# Quick Data Analysis – Churn Dataset

This notebook prints the **head of the data**, counts **rows/columns**, shows **dtypes & missing values**, and reports **how many churn vs. not-churn** in the **original data** (no resampling).

**How to use:**
1. Update `DATA_PATH` below to point to your CSV (default assumes the processed file).
2. Run the cells top-to-bottom.


In [None]:

# === Configuration ===
# Update this path if your file is located elsewhere.
DATA_PATH = "data/processed/telecom_churn_processed.csv"  # e.g., "data/raw/Customer Churn.csv"

# Target column auto-detection candidates (feel free to edit)
TARGET_CANDIDATES = ["churn", "Churn", "Exited"]


In [None]:

import pandas as pd
import numpy as np

pd.set_option("display.max_rows", 100)
pd.set_option("display.max_columns", 100)


In [None]:

# === Load data ===
print(f"Reading CSV from: {DATA_PATH}")
df = pd.read_csv(DATA_PATH)
print("Loaded! Shape =", df.shape)
df.head()


In [None]:

# === Basic dataset info ===
n_rows, n_cols = df.shape
print(f"Rows: {n_rows}")
print(f"Columns: {n_cols}\n")

print("Column names:")
print(list(df.columns))

print("\nData types:")
print(df.dtypes)

print("\nMissing values per column:")
print(df.isna().sum())


In [None]:

# === Churn counts (original data) ===

# Try to find the target column among candidates
target_col = None
for c in TARGET_CANDIDATES:
    if c in df.columns:
        target_col = c
        break

if target_col is None:
    raise ValueError(f"Could not find target column among {TARGET_CANDIDATES}. "
                     f"Please set TARGET_CANDIDATES or rename your target to 'churn'.")

# Standardize to numeric 0/1 if possible
if df[target_col].dtype == object:
    # unify common text labels (yes/no, true/false)
    mapped = df[target_col].astype(str).str.strip().str.lower().map({
        "yes": 1, "no": 0, "true": 1, "false": 0
    })
    # if mapping produced many NaNs, keep original values; else use mapped
    if mapped.notna().mean() > 0.5:
        df[target_col] = mapped

# Coerce to numeric if still not numeric
if not np.issubdtype(df[target_col].dtype, np.number):
    df[target_col] = pd.to_numeric(df[target_col], errors="coerce")

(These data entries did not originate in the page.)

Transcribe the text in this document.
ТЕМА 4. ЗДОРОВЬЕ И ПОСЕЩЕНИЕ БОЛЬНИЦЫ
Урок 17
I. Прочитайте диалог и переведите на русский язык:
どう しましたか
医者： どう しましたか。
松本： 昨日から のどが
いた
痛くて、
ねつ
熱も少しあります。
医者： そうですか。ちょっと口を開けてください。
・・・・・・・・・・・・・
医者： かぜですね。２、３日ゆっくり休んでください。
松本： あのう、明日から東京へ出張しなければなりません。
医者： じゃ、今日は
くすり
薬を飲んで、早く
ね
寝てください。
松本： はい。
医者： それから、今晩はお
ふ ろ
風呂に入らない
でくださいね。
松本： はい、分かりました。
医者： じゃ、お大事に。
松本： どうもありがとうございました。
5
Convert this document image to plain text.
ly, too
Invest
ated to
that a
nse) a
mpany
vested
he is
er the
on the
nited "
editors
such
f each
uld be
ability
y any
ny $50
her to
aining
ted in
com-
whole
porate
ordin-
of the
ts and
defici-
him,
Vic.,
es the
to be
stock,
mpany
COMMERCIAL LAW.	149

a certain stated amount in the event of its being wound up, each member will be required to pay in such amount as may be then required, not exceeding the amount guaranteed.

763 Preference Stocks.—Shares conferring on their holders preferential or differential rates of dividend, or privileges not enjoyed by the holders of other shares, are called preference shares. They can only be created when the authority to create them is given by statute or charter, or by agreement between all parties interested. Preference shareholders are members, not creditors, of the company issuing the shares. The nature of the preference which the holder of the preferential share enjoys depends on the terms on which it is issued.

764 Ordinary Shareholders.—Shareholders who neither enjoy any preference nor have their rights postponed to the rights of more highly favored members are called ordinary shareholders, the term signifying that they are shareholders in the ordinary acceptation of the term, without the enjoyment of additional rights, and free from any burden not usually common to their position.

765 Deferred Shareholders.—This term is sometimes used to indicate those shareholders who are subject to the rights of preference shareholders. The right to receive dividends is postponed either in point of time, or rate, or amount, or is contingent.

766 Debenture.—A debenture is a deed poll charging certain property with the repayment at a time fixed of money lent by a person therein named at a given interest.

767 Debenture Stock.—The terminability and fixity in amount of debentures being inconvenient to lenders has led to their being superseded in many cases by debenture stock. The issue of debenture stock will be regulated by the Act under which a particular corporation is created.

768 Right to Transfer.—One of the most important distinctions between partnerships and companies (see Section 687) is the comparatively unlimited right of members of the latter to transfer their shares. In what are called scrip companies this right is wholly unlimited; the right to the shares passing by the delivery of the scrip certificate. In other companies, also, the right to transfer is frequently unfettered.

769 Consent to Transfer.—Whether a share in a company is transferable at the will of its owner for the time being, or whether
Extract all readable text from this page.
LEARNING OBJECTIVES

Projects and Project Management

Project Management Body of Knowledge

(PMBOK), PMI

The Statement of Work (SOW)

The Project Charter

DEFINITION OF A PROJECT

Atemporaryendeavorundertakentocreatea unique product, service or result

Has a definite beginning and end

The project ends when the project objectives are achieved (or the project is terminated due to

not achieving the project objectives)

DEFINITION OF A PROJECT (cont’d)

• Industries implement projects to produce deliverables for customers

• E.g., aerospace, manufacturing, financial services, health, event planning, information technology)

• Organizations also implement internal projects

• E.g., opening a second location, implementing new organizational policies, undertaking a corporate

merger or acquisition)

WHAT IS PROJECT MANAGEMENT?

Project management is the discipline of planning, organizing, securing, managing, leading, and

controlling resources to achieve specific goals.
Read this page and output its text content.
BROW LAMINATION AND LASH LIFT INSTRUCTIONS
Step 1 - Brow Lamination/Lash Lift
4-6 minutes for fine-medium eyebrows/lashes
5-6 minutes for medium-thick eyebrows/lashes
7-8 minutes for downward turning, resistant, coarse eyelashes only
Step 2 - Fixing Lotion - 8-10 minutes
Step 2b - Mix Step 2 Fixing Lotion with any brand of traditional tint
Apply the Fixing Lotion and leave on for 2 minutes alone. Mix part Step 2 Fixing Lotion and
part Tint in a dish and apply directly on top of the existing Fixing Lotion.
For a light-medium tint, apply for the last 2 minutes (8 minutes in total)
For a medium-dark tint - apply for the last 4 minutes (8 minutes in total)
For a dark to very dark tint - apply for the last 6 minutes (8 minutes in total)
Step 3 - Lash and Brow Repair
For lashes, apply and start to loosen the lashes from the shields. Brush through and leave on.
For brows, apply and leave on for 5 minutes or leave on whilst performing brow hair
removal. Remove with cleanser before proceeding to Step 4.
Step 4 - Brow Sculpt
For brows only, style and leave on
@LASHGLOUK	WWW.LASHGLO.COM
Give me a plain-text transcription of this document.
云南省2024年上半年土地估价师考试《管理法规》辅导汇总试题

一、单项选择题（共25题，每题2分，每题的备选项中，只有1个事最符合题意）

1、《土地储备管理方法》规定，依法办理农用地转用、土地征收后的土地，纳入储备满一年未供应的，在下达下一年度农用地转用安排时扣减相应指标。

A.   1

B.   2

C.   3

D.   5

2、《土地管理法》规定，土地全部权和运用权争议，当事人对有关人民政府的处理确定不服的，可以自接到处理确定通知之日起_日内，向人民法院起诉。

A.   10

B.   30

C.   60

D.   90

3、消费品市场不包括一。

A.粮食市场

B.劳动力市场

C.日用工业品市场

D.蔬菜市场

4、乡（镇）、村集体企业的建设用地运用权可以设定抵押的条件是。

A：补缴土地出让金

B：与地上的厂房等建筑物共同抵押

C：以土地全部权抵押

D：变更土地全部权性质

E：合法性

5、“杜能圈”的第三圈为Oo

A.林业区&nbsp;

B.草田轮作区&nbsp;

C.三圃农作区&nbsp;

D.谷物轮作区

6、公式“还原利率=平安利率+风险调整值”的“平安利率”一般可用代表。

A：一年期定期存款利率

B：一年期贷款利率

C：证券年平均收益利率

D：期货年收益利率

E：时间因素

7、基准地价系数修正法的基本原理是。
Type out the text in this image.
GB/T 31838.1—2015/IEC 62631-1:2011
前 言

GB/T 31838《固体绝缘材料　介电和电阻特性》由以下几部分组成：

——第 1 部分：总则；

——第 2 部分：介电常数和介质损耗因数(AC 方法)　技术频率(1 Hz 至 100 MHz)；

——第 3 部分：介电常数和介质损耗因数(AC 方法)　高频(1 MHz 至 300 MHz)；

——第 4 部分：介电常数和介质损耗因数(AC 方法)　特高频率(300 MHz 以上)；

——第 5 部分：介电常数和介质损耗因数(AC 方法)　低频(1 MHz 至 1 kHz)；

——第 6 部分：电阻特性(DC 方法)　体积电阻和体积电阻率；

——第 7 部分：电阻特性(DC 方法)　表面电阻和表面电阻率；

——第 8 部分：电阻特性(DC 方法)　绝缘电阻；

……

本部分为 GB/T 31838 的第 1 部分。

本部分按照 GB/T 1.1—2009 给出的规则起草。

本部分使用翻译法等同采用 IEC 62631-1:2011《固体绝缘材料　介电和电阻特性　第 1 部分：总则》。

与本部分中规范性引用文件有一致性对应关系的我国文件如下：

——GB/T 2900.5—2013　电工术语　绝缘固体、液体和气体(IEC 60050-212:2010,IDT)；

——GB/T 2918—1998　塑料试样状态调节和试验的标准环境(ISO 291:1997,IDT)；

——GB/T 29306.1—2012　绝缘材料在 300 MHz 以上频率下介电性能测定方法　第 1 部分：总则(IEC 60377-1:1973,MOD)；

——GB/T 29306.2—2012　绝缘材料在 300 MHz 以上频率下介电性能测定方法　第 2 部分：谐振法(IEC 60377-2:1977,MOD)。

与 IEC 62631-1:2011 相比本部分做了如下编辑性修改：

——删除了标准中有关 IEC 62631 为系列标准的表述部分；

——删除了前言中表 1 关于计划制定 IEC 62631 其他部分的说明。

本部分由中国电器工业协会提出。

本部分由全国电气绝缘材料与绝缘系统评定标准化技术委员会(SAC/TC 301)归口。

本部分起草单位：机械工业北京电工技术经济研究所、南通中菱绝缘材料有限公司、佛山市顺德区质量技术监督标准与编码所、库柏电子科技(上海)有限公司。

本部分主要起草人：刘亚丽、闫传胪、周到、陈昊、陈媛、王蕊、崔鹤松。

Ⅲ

# Drop rows where target is missing for counting
df_non_null = df.dropna(subset=[target_col])

# Compute counts
vc = df_non_null[target_col].value_counts(dropna=False).sort_index()
print(f"\nTarget column detected: {target_col}")
print("\nChurn value counts (original data):")
print(vc)

# If binary numeric 0/1, print user-friendly names
if set(vc.index).issubset({0, 1}):
    n_not_churn = int(vc.get(0, 0))
    n_churn = int(vc.get(1, 0))
    print(f"\nNot Churn (0): {n_not_churn}")
    print(f"Churn     (1): {n_churn}")
    print(f"Total (non-null target): {n_not_churn + n_churn}")



---

**Tip:** If your target column is named differently, add it to `TARGET_CANDIDATES` at the top or rename it to `churn` in your CSV.